Spring is almost here! What does that mean for you?
Me? I’m counting the days until we leave for Ireland where the hills are always gloriously green. (Yes, there will be rain so I’ve picked up a new water-repellent, hooded jacket to keep me from getting soaked to the skin). Most of all I’m looking forward to some spring break time with my 10-year-old niece and 13-year-old nephew. They’re simply delightful and share many of my husband’s family characteristics. Among the fun is listening to their rich vocabulary. The Irish truly have a natural, entertaining story-telling ability.

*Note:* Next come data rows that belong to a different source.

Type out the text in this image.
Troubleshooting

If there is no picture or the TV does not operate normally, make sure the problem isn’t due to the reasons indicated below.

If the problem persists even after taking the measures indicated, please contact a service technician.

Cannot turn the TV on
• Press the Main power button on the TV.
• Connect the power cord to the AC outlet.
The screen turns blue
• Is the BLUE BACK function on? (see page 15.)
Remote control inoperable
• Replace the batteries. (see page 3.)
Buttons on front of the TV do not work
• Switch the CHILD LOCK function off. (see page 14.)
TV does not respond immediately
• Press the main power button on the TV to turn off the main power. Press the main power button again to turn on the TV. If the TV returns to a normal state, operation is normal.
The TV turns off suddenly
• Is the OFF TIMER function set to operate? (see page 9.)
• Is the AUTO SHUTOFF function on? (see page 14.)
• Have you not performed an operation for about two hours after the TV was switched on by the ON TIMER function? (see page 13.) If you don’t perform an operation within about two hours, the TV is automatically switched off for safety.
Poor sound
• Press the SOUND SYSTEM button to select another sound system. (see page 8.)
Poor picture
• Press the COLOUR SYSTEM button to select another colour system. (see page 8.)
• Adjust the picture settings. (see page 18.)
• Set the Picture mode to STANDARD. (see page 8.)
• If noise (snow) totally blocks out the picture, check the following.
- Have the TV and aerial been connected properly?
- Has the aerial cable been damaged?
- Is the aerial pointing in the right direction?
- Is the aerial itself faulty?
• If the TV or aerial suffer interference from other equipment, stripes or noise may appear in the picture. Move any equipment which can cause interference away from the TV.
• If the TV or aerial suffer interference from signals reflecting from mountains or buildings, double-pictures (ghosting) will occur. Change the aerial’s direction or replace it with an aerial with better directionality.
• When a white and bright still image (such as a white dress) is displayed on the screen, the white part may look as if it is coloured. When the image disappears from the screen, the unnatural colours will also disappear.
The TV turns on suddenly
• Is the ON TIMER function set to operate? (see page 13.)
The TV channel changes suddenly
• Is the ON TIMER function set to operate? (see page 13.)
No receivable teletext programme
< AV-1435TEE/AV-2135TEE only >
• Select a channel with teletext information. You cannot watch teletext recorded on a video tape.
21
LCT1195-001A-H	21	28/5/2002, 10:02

I’m also in the mood to purge and tidy. As I sat down to write this post, I was reminded of an earlier musing on spring cleaning and checked back on my previous blog to see if I recognized the person who wrote it. Have you ever done that? Gone back to some old letters, journals or, if you’re a blogger, old posts to see what the writing reveals? It’s been two years and lots of serious baggage chucking since I wrote this post. It’s more than a little strange to feel, again, the anger contained in it.
As a measure of just how far I’ve come since then, I gauged my response to a New York Times piece this morning on mommy bloggers, “Honey, Don’t Bother Me, I’m Too Busy Building My Brand.” The old Pamela Jeanne would have been launched into lunar orbit and written a tirade about self-absorbed women who didn’t fully appreciate what it meant to have the opportunity to look across the breakfast table and see their child smiling back over their cereal bowl. That would be because they were too busy locked in a love affair with their laptop — trying to one-up other mommy bloggers with their ‘momminess.’ That, or I would have written a biting post about women who appear to be more fixated on documenting monetizing motherhood than experiencing it. That was then, this is now.
I’m not the only one who is getting a new lease on life. I’ve heard from several women recently who are either in the process of or are looking to take big strides — spring forward you might say. Vicki shared a link to a recent blog post she wrote about how a mountain hike became a metaphor:
“We both felt more alive than we had in a while. We had accomplished something difficult. For the last half of the journey up our lungs burned, our muscles protested, and our hearts felt like they were going to beat out of our chests, but we persevered and we made it. What seemed like a small accomplishment in most people’s eyes…it’s not like we climbed Everest or anything…was a huge step forward for us. There was something liberating about it, and we felt instantly closer again. Because we grew up in a rural area in the mountains many of our dates before we were married had been hikes and exploring adventures to places we had never been to before. Sunday took us back to our dating days before the heaviness of infertility and the responsibilities of life had taken their toll.
It also felt like a new beginning in some ways. We proved to ourselves that we could accomplish something again even it was just completing a 3-mile round-trip hike…and that’s a good start. Hopefully, there will be more adventures to come…maybe even bigger ones.”
There are few things more satisfying than accomplishing something that wasn’t easy, something that tested us.
Among other signs of finding a new equanimity, I’m now able to see signs of fertility without immediately feeling a sense of loss. I’m viewing it more as a sociologist or anthropologist might. For instance, I wrote a piece for Open Salon earlier this week on the fertility subtext of the HBO Series Big Love. Do you see a similar change in the way you view fertility? Spring is certainly the time to see it in abundance…
4 thoughts on “Spring Break, Spring Cleaning and Springing Forward”
I think it’s contagious, Pamela! I just read that NYT article. My reaction: Eh.
Corollary to that, during the Olympics there was abundant advertising on NBC for a forthcoming TV series entitled “Parenthood.” My reaction to that: Eh. Just one more show to not bother watching.
I might have said this before on a post either here or at coming2terms, but my turning point for taking the “eh” attitude toward fertility in the media, and perhaps fertility in general, seemed to be when I turned 50. (I’m 54 now). Perhaps it’s fair to say that at 50+, women in general aren’t defining themselves by their fertility but by their other accomplishments. And we infertiles get a head start on that process!
A very astute observation, Diane!
Have a lovely time in Ireland try some Guinness if you haven’t already; the weather is also really good at the moment so hopefully it won’t rain to much.
Thanks, Claire! Just a few days before we had across the continent and an ocean. Cheers!